Hinweis: Diese AGB sind in der jeweils gültigen Fassung Vertragsgrundlage zwischen Telaro.ai („Anbieter", „wir"; rechtlich getragen durch die My Online Concept GmbH, FN 581251g, LG St. Pölten — vollständige Anschrift siehe Impressum) und dem Vertragspartner („Kunde", „Sie"). Ergänzende Bedingungen für Vertriebspartner („Reseller") finden Sie in Abschnitt 16.

1. Geltungsbereich

Diese AGB gelten für sämtliche Verträge zwischen Telaro.ai und ihren Kunden über die Nutzung der unter telaro.ai bereitgestellten KI-Telefonie-Plattform („Telaro", „Plattform") sowie für sämtliche damit verbundenen Leistungen. Abweichende oder ergänzende Geschäftsbedingungen des Kunden gelten nur, sofern wir diesen ausdrücklich schriftlich zugestimmt haben.

Die Plattform richtet sich ausschließlich an Unternehmer im Sinne des § 1 UGB bzw. § 14 BGB sowie an juristische Personen des öffentlichen Rechts. Ein Vertragsschluss mit Verbrauchern ist ausgeschlossen.

2. Definitionen

  • Plattform: die durch den Anbieter unter telaro.ai bereitgestellte Software-as-a-Service-Lösung inkl. KI-Sprachagenten, Telefonnummern-Bereitstellung, Knowledge-Base, Anruf-Protokollierung, Reporting und Integrationen.
  • KI-Sprachagent: eine automatisierte Telefonstimme, die eingehende und ausgehende Anrufe im Namen des Kunden entgegennimmt bzw. tätigt.
  • Endnutzer: Personen, die den vom Kunden betriebenen Sprachagenten anrufen oder von diesem angerufen werden.
  • Reseller: ein Kunde, der eine Reseller-Lizenz erworben hat und Telaro im eigenen Namen an eigene Endkunden vermittelt (siehe Abschnitt 16).
  • Demo-Agent: ein vorkonfigurierter KI-Sprachagent zu Präsentationszwecken, der nicht für den produktiven Betrieb mit Echtkunden bestimmt ist.

3. Vertragsgegenstand

Gegenstand des Vertrags ist die zeitlich befristete Einräumung des Rechts, die Plattform im Rahmen des vom Kunden gewählten Tarifs (Solo, Team, Scale oder Reseller) zu nutzen. Konkret umfasst dies:

  • Bereitstellung der Web-Anwendung zur Konfiguration von KI-Sprachagenten,
  • Bereitstellung einer oder mehrerer österreichischer/internationaler Rufnummern,
  • Bereitstellung der Sprach-Infrastruktur (Telefonie, Sprachsynthese, Spracherkennung),
  • Speicherung von Anrufprotokollen, Transkripten und — sofern vom Kunden aktiviert — Audio-Aufzeichnungen,
  • Bereitstellung von Schnittstellen (Webhook, REST-API, E-Mail-Benachrichtigungen).

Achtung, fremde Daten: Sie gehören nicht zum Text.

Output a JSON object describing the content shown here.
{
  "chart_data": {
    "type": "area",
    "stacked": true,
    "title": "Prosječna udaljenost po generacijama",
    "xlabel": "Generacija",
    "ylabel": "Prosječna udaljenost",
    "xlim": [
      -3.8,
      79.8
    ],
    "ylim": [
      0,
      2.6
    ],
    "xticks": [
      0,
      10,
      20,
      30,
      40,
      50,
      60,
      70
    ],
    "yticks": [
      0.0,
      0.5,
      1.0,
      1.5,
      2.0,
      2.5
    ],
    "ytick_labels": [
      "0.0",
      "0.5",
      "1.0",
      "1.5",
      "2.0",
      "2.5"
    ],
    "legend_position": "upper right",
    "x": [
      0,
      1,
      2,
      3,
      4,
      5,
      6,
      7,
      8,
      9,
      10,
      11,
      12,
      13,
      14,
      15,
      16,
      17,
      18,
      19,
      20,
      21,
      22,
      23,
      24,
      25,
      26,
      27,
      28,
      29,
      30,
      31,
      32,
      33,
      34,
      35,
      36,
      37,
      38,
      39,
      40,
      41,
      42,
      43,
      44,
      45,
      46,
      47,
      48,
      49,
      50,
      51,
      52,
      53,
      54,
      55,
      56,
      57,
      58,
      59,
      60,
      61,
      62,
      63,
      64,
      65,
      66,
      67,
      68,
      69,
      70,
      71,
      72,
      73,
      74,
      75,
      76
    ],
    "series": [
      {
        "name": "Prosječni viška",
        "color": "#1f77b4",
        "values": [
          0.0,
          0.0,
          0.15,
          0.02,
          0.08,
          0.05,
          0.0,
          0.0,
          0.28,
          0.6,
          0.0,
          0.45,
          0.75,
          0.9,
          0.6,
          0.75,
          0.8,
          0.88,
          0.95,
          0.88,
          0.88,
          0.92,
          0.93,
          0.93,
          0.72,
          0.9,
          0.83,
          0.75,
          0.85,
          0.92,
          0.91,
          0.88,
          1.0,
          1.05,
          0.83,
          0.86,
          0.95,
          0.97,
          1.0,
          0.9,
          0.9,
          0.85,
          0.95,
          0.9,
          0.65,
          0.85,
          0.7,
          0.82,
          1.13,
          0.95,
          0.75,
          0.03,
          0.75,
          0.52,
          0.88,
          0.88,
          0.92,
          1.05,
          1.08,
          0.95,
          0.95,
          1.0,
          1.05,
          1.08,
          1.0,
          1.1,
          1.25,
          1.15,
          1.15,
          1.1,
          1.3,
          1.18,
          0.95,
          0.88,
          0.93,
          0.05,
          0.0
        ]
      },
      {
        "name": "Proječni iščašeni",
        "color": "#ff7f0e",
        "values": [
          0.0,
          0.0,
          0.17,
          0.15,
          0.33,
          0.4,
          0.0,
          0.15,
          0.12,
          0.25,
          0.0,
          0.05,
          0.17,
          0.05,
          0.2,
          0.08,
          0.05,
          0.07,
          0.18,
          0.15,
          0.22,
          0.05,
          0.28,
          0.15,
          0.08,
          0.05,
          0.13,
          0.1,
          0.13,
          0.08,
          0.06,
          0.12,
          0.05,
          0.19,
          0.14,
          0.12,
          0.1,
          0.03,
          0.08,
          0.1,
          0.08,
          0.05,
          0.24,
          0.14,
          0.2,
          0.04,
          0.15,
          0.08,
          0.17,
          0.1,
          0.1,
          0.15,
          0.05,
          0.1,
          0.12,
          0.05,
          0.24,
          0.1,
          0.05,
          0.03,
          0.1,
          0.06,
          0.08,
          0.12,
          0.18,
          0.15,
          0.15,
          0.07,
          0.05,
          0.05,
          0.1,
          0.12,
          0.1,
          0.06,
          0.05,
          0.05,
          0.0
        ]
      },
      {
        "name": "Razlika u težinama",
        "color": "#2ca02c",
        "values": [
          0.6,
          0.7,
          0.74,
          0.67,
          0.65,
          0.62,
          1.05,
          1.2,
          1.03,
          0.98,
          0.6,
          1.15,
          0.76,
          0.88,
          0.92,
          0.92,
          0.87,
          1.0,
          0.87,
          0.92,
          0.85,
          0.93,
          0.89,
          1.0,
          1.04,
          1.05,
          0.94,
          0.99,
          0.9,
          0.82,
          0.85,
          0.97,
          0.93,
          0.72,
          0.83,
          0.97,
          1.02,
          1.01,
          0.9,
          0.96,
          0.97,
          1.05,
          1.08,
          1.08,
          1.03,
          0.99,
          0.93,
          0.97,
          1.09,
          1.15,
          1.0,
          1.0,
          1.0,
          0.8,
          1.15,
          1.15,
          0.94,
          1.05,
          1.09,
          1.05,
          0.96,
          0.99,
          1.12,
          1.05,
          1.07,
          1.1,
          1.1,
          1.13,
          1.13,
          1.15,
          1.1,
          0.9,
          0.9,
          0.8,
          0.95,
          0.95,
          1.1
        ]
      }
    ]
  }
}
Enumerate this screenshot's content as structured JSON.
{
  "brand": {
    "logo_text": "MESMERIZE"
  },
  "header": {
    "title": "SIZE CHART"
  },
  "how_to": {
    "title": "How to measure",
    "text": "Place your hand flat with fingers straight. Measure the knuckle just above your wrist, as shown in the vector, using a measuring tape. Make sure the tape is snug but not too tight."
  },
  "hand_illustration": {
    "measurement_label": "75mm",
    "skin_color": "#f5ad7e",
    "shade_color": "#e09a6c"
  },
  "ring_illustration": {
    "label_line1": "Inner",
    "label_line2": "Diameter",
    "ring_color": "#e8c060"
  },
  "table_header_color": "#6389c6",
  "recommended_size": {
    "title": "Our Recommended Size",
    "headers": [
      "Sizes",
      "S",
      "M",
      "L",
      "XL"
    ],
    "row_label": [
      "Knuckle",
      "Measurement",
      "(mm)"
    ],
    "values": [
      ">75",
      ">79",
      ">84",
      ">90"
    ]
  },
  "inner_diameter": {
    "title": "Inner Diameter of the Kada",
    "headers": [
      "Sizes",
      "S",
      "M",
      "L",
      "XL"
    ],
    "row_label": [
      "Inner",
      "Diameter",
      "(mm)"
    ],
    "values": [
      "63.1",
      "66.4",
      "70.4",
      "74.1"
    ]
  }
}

Der konkrete Leistungsumfang ergibt sich aus dem im Bestellprozess gewählten Tarif sowie aus der jeweils aktuellen Leistungsbeschreibung auf telaro.ai/preise.

4. Vertragsabschluss

Die Darstellung der Plattform und Tarife auf der Website stellt kein bindendes Angebot dar, sondern eine Aufforderung zur Bestellung. Der Vertrag kommt zustande, indem der Kunde einen Tarif im Self-Service-Portal auswählt, die Bestellung über den Zahlungs-Dienstleister Stripe abschließt und der Anbieter den Zugang zur Plattform freischaltet — im Regelfall unmittelbar nach Zahlungseingang.

Mit Abschluss der Bestellung bestätigt der Kunde, diese AGB sowie die Datenschutzerklärung gelesen und akzeptiert zu haben.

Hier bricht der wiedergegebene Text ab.